El elemento del dolor y de la purificación, que tantas vidas extinguió, de nuevo haría su papel.

—Preparen la hoguera —ordenó el Rey a los soldados—. Mañana, ante el pueblo, ella mostrará lo que le ocurre a aquel que desafía a la corona y juega con las artes de las tinieblas. Esos piratas se echarán para atrás y lo pensarán dos veces antes de mantener cautivas a la princesa y a la reina como rehenes cuando sean encontrados por nuestros soldados, y eso sólo es cuestión de tiempo…

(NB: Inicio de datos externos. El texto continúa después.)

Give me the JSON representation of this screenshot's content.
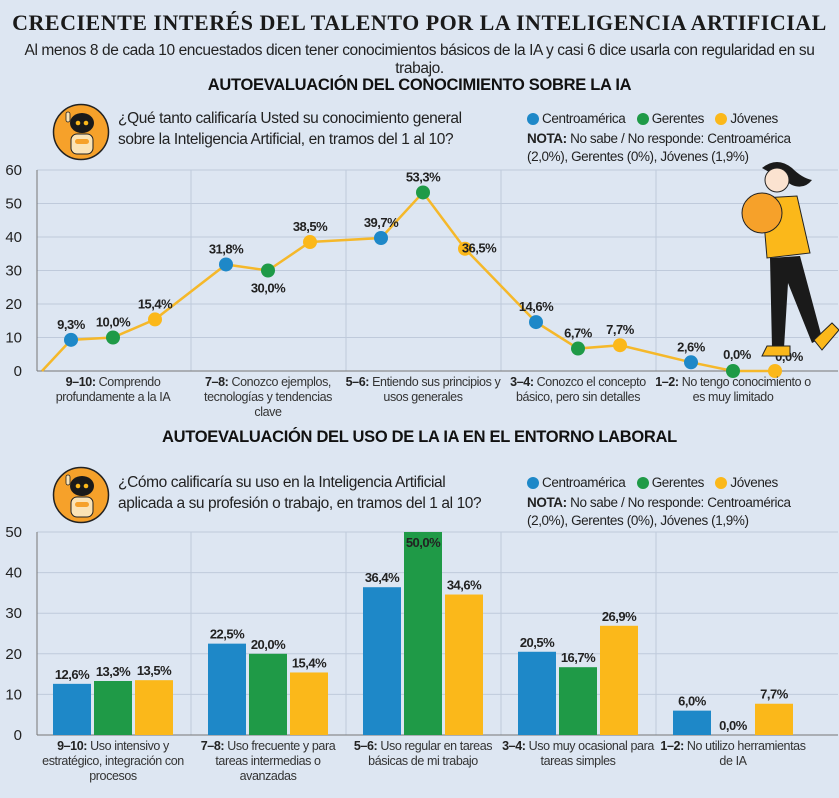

Entonces, madame Viotti aceptó la muerte. No dijo palabra alguna en ningún momento. Y te lo confirmo: no lo hizo porque estaba mucho más preocupada por escuchar, mas no al Rey ni a cualquier otro hombre o mujer de Nueva Éter, sino a la voz que le decía aquello que debía escuchar. Y lo que debía decir. Y lo que debía simbolizar. Mantaquim, el reino de las hadas, la estaría esperando si ella hacía lo que le era dicho. Y si su Madre, la Creadora del universo, le garantizaba tan notable honor, eso era motivo suficiente para cumplir con la tarea.

Eso era fe.

Y ese siempre será el mayor poder que mueva a las verdaderas magas blancas.

Estar listas para bendecir a las iniciadas.

Estar listas para arder hasta la muerte.